Pastor faced ardent defenders of protectionism, like the Catalan industrialist Joan Güell i Ferrer, and some more moderate ones like the politician Juan Bravo Murillo. The debate with the latter about the importance of the balance of payments has become famous.
According to Pastor, deficits in balance of payments is not always negative. In his opinion, it should not cause concern as long as enough credit was obtained to finance it, and the formula for it was to allow free trade. On the other hand, he also questioned how to account for exchanges with foreign countries, for ignoring operations that were not directly related to the import and export of goods.
The points to which Pastor alludes can also be found in the Austrian theory of international trade, where the trade deficit has no negative connotation. Even for some authors like Robert Murphy it is consistent with a healthy and productive economy. However, the Austrians recognize that a trade deficit in a monetary system based on gold, such as Pastor’s, is not the same as one based on fiat money. Similarly, Austrians have also been critical of foreign trade accounting, which seems to leave out the sale of financial assets.
Private Property and Socialism: Predicting the Calculation Problem
For his defense of private property, Pastor recounts the evolution of human society. In this regard, he affirms that when individuals multiplied on the face of the earth, everyone would feel the impulse to appropriate those things that surrounded them to satisfy their vital needs. In theory, everyone had the same right, so it was necessary to regulate it to avoid conflicts.

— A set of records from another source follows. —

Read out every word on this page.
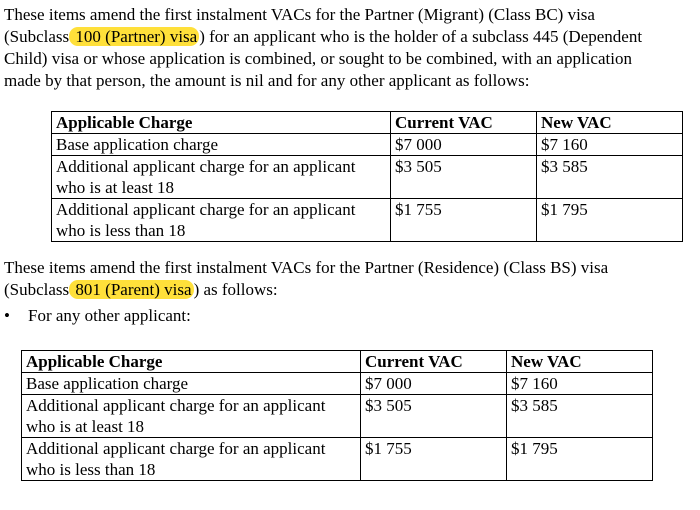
These items amend the first instalment VACs for the Partner (Migrant) (Class BC) visa
(Subclass 100 (Partner) visa ) for an applicant who is the holder of a subclass 445 (Dependent
Child) visa or whose application is combined, or sought to be combined, with an application
made by that person, the amount is nil and for any other applicant as follows:
Applicable Charge	Current VAC	New VAC
Base application charge	$7 000	$7 160

Additional applicant charge for an applicant
who is at least 18	$3 505	$3 585

Additional applicant charge for an applicant
who is less than 18	$1 755	$1 795
These items amend the first instalment VACs for the Partner (Residence) (Class BS) visa
(Subclass 801 (Parent) visa ) as follows:
• For any other applicant:
Applicable Charge	Current VAC	New VAC
Base application charge	$7 000	$7 160

Additional applicant charge for an applicant
who is at least 18	$3 505	$3 585

Additional applicant charge for an applicant
who is less than 18	$1 755	$1 795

The basis of such regulation was the priority principle. Pastor says that if a man has used his hands to break a tree and build a hut, he cannot allow another man who has not contributed anything in its construction to occupy it. Every individual has a natural desire to use quietly and exclusively everything he acquires, in this specific case due to his work. This is how the concept of private property emerges, which for Pastor is the fundamental basis of political economy. Private property is the only means by which the use of scarce resources can be effectively regulated. Hence Pastor’s scepticism towards all those doctrines, such as socialism, that advocated the private property abolition and the state intrusion in the process of private creation of wealth. In his opinion, because socialism denies the basic axiom of political economy (private property), it is unscientific and is doomed to failure.
Half a century later, these visionary ideas would come from the pen of Ludwig von Mises, who in his theorem of the impossibility of socialism explains that if there is no private property on the means of production, then there can be no market prices for them, which makes economic calculation impossible, which leads to … perfect chaos. Therefore, according to Mises, the fatal error of socialism is the absence of private property in the factors of production.
Three Cheers to Luis María Pastor Copo!
This is a rough presentation of the points of similarity between Luis María Pastor and the Austrian theorists. As in the 1950s the School of Salamanca was taken out of oblivion, earning a place in the Austrian School genealogy, hopefully the same will be done with the Spanish Economist School in general, and with Pastor in particular. Certainly, our author did not achieve the theoretical sophistication of Menger, Böhm-Bawerk, Mises, Hayek or Rothbard, but he certainly set an important precedent, both for the study of economic science and for liberalism.
David Chávez Salazar is an intern at the Austrian Economics Center and holds a B.S. in economics and complementary studies in macroeconometric forecasting and capital markets. He is a columnist in different libertarian media, editor of Notas Libertarias, and founder of the Larry Sechrest Institute.